Les niches d'Eric Chevillard

     
              

Éric Chevillard, Péloponnèse, Dessins de Jan Voss, Editions Fata Morgana, Fontfroide le haut, 2013,  112 pages.

 

Passant du musée (dans lesquels subrepticement il soulève les toiles pour voir ce qui se cache derrière), descendant par l’escalier de chaque jour, se contemplant au miroir où chaque matin se réinvente notre autofiction Eric Chevillard offre un délice de lecture. Dans ses chroniques il se laisse conduire par les gestes du quotidien et leur modèle appris afin de les dynamiter de manies intestines et de tocs de bon aloi. Chevillard se fait primesautier et drôle pour décrypter notre cinéma dans le théâtre de l’existence. Ses désossements pieux des comportements d’usages créent dans ce  Péloponnèse une terre neuve ou un cimetière. En Médor l’auteur déterre des os de tous les lapins que l’existence pose. A la condition toutefois de renoncer à lire « L’histoire de la guerre du Péloponnèse ». Le livre tombe des mains de Chevillard. Qu’il se rassure il n’est pas le seul. On lui emboîte le pas même si au seul nom de Thucydide, il « rougit de confusion et voudrait disparaître sous terre ».

 

A un tel « théolochien » on pardonnera cette  niche.
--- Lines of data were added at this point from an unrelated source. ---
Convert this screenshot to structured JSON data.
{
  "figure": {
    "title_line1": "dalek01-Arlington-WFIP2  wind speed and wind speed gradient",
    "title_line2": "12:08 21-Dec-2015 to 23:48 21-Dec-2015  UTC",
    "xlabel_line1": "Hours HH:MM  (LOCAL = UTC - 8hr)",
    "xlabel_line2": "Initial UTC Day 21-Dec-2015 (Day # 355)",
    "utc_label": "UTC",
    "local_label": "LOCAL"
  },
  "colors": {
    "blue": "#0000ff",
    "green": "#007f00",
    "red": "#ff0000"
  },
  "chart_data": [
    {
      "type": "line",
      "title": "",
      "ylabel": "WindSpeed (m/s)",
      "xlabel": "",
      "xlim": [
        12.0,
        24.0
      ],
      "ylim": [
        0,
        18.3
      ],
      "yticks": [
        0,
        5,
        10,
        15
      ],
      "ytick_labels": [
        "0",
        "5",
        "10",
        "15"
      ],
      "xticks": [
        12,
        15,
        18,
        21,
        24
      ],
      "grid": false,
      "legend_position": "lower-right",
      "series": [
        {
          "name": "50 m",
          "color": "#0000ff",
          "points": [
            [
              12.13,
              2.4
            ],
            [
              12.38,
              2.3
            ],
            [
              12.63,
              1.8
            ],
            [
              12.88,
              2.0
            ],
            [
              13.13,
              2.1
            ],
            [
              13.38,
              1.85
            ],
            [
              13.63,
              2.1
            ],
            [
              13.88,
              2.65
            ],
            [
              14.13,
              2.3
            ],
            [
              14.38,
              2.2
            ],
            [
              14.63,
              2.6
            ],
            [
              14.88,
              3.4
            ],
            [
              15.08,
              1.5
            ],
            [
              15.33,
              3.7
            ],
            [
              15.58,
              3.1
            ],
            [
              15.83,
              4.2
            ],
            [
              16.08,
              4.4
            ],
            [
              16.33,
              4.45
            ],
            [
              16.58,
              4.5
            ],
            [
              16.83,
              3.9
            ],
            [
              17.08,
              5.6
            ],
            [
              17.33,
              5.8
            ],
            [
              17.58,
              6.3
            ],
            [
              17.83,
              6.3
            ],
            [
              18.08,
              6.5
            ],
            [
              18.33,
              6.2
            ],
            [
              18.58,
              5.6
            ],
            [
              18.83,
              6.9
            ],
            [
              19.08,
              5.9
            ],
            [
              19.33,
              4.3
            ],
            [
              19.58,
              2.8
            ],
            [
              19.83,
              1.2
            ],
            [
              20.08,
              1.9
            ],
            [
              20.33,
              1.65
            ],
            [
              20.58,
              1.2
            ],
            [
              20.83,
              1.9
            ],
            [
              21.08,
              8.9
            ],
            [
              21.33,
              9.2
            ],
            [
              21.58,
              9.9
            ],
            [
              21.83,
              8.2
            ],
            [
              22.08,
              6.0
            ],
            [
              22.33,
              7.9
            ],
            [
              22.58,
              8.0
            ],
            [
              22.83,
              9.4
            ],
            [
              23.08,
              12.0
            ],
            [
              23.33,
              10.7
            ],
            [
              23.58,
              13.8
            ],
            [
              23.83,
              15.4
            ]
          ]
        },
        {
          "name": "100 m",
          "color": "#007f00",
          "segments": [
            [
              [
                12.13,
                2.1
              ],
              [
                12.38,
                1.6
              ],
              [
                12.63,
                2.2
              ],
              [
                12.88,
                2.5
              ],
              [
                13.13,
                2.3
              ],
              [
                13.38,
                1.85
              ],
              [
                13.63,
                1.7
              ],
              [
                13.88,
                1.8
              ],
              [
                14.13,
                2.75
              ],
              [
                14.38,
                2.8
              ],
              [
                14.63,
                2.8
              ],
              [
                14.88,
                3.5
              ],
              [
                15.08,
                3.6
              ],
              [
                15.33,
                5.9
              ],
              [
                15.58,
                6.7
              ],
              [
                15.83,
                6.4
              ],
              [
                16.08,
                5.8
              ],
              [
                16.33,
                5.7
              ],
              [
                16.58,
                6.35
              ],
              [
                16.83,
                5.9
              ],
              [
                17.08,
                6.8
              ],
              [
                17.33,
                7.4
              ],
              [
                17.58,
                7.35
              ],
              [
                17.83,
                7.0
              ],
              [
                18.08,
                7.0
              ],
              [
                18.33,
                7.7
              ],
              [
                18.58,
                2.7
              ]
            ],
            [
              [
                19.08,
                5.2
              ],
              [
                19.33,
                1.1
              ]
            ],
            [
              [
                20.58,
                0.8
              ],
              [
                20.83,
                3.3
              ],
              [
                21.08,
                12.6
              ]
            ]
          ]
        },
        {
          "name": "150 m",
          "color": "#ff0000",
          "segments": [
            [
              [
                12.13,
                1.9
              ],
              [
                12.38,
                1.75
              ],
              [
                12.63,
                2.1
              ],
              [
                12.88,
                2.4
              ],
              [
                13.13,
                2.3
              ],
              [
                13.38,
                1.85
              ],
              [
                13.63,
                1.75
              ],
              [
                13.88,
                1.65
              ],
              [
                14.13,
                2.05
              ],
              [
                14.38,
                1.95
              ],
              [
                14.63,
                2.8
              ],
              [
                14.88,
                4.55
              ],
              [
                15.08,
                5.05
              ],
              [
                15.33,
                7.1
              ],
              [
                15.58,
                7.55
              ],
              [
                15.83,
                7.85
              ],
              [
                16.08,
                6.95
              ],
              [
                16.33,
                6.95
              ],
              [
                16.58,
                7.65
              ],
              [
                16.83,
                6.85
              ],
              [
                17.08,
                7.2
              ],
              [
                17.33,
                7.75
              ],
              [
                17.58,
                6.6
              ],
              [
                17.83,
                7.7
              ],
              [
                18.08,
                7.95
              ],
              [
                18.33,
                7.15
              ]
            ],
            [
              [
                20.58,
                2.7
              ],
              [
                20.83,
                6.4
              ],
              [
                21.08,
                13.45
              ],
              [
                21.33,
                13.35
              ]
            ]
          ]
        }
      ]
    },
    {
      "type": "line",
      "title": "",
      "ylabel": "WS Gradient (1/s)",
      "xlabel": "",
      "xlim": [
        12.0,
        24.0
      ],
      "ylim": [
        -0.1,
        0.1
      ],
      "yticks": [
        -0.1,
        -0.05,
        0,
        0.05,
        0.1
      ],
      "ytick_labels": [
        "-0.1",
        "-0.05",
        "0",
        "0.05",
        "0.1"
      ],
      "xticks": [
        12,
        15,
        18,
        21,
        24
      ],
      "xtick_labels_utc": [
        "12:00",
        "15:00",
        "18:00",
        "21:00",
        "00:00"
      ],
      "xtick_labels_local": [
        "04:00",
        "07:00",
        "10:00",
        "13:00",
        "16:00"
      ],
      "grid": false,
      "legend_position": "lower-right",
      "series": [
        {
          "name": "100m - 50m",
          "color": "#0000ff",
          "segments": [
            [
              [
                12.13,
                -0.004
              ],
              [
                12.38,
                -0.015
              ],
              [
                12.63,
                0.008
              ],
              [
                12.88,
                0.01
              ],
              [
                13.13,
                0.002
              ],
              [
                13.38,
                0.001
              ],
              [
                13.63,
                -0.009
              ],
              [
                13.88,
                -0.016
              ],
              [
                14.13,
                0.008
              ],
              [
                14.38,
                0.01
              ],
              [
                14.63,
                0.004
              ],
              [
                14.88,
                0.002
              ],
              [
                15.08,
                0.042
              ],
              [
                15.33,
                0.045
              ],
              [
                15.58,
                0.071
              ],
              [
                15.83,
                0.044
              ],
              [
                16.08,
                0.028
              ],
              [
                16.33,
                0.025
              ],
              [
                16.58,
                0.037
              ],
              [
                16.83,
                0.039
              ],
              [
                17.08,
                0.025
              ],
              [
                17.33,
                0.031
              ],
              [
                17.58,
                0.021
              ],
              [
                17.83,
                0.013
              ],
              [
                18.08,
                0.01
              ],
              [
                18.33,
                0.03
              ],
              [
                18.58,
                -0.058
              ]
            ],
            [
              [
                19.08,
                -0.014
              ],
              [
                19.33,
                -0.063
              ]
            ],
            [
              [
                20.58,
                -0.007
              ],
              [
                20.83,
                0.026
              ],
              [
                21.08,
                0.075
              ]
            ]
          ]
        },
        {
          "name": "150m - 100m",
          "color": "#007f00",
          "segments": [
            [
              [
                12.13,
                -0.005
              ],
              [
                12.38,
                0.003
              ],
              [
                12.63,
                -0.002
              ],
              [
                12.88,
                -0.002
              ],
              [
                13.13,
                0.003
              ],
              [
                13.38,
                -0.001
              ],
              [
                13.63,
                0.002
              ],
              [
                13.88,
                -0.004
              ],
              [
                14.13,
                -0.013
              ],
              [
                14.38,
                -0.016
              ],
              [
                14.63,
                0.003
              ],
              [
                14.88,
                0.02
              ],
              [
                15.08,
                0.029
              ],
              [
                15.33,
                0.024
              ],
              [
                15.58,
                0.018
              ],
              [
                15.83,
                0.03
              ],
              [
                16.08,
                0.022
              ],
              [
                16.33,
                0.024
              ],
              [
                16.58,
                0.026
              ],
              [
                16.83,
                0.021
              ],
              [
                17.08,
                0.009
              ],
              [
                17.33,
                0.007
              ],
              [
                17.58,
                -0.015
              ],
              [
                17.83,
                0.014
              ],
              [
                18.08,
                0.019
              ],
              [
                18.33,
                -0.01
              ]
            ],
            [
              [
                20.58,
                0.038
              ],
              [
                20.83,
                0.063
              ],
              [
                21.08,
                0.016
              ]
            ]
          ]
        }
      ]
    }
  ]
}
Et ce même si ce refus de l’âne fera défaut - on le cite - à sa « vaste et pointilleuse érudition ».  Qu’importe : avec ce laveur de vitres du réel en costume à carreaux se poursuit  avec délectation complice la grève de la fin. D’autant qu’à n’y voir que du feu tout lecteur raterait bien des merveilles. D’une chronique à l’autre le temps devient un sable émouvant et les choses telles qu’elles sont deviennent des choses en soie. Tout cela ne fait pas un pli. Même aux  pantalons dont, pour l’écrivain, le pluriel est douteux. Quand aux  nonnes on les sent prêtes à montrer leurs saints à un quidam. Comme le poisson rouge du livre il semble sans mémoire. Mais « ne sachant pas quand sa vie a commencé il éprouve le poids des siècles passés » et de leurs guerres. Sauf bien entendu celle du Péloponnèse.